In fairness, Drew has an edge in OBP and OPS, but at best he’s been a wash with Damon. As I’ve written before, if Drew was signed to a reasonable contract ($8-9 million a year) nobody would ever mention him. But the Red Sox have paid Drew $14 million a year to do his best Matt Stairs impression (okay power, decent OBP, nothing else).
Nick Green (D+)
Had a solid May (.321 BA), but things have gotten Health Care Town Meeting ugly since, with an OBP of .288 in June, .222 in July and .267 so far in August. So I guess bringing in Alex Gonzalez and his .254 OBP is an upgrade, if only because of his prowess on defense (Curt Schilling is a believer). The truth is that Green’s history pointed to this dropoff, and his six weeks or so of good play early in the season was a bonus.
David Ortiz (D)
Admit it, you had August 8th in the “David Ortiz will blame this whole thing on the media” pool, didn’t you? Well, he proved you wrong. Drink in the shame.
Jason Varitek (D-)
Here’s what I wrote about Varitek in the Report Card from two months ago (remember, The Captain was off to a nice start):
I think the Pink Hats should maybe slow down just a little with the victory lap on this one. Sure, Varitek has hit 10 homers, but let’s be honest: that is all that he has done offensively. He’s a bad month away from having a .230 average with a .300 OBP at the All-Star Break. But he has been absolutely a positive to this point, and maybe he ends up with 18-20 HRs and a .240 average.

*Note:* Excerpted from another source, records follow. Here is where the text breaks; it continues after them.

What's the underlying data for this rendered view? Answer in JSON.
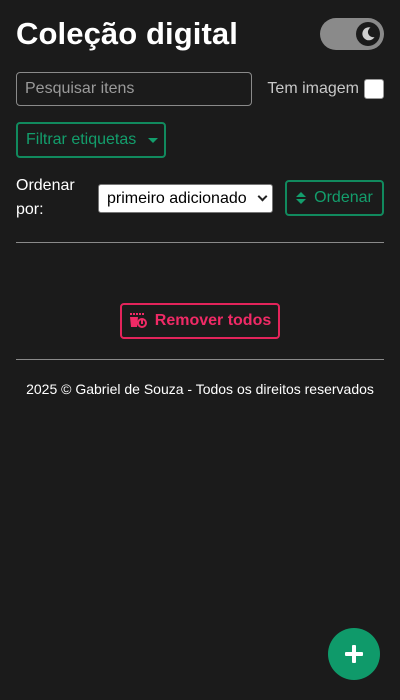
{
  "header": {
    "title": "Coleção digital",
    "theme_toggle_icon": "moon-icon"
  },
  "search": {
    "placeholder": "Pesquisar itens",
    "value": "",
    "has_image_label": "Tem imagem",
    "has_image_checked": false
  },
  "filter": {
    "label": "Filtrar etiquetas",
    "icon": "caret-down-icon"
  },
  "sort": {
    "label": "Ordenar por:",
    "selected": "primeiro adicionado",
    "button_label": "Ordenar",
    "button_icon": "sort-icon"
  },
  "actions": {
    "remove_all_label": "Remover todos",
    "remove_all_icon": "trash-icon"
  },
  "footer": {
    "text": "2025 © Gabriel de Souza - Todos os direitos reservados"
  },
  "fab": {
    "icon": "plus-icon"
  },
  "colors": {
    "background": "#1b1b1b",
    "accent_green": "#139e6c",
    "danger_pink": "#f02a66",
    "toggle_bg": "#8a8a8a"
  }
}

Before I give myself the full Pitino restaurant treatment, I should admit the final line of the column was this prediction:
John Smoltz after five starts? 2-1 with a 3.62 ERA.
John Smoltz (F)
Small sample size, but Smoltz had a K/BB ratio of 3.67 in his eight starts, a total that would actually rank sixth in the American League.
Couldn’t Smoltz have stuck around and pitched out of the bullpen? His best numbers came in his first 25 pitches of each game (.286 slugging against), and he was tough on righties (.232 BA against). Of course, every lefty was Roy Hobbs:
Lefties against Smoltz in 2009: .440 batting average, .490 OPS, .758 slugging.
Michael Bowden, Chris Carter, Hunter Jones, Jed Lowrie, Gil Velaquez, Jeff Bailey, Casey Kotchman, Javier Lopez, Junichi Tazawa, Fernando Cabrera, Hunter Jones, Josh Reddick, Jonathan Van Every
Things Haven’t Changed in the Last Two Months:
Rocco Baldelli (a “D” last time) and Daisuke Matsuzaka (an “F”)
Semi-Fearless Predictions for the Final 45 (or 46) Games?
David Ortiz is benched for the final month of the season (complete with a DL stint as he “works things out”).
Daisuke Matsuzaka returns to make one start before leaving the game in the fourth inning with “shoulder stiffness.” He does not pitch again in 2009.
The Red Sox finish the season with a 92-70 record, good for a one-game playoff with the Rangers. Jon Lester throws seven shutout innings and Mike Lowell homers in a 4-2 win.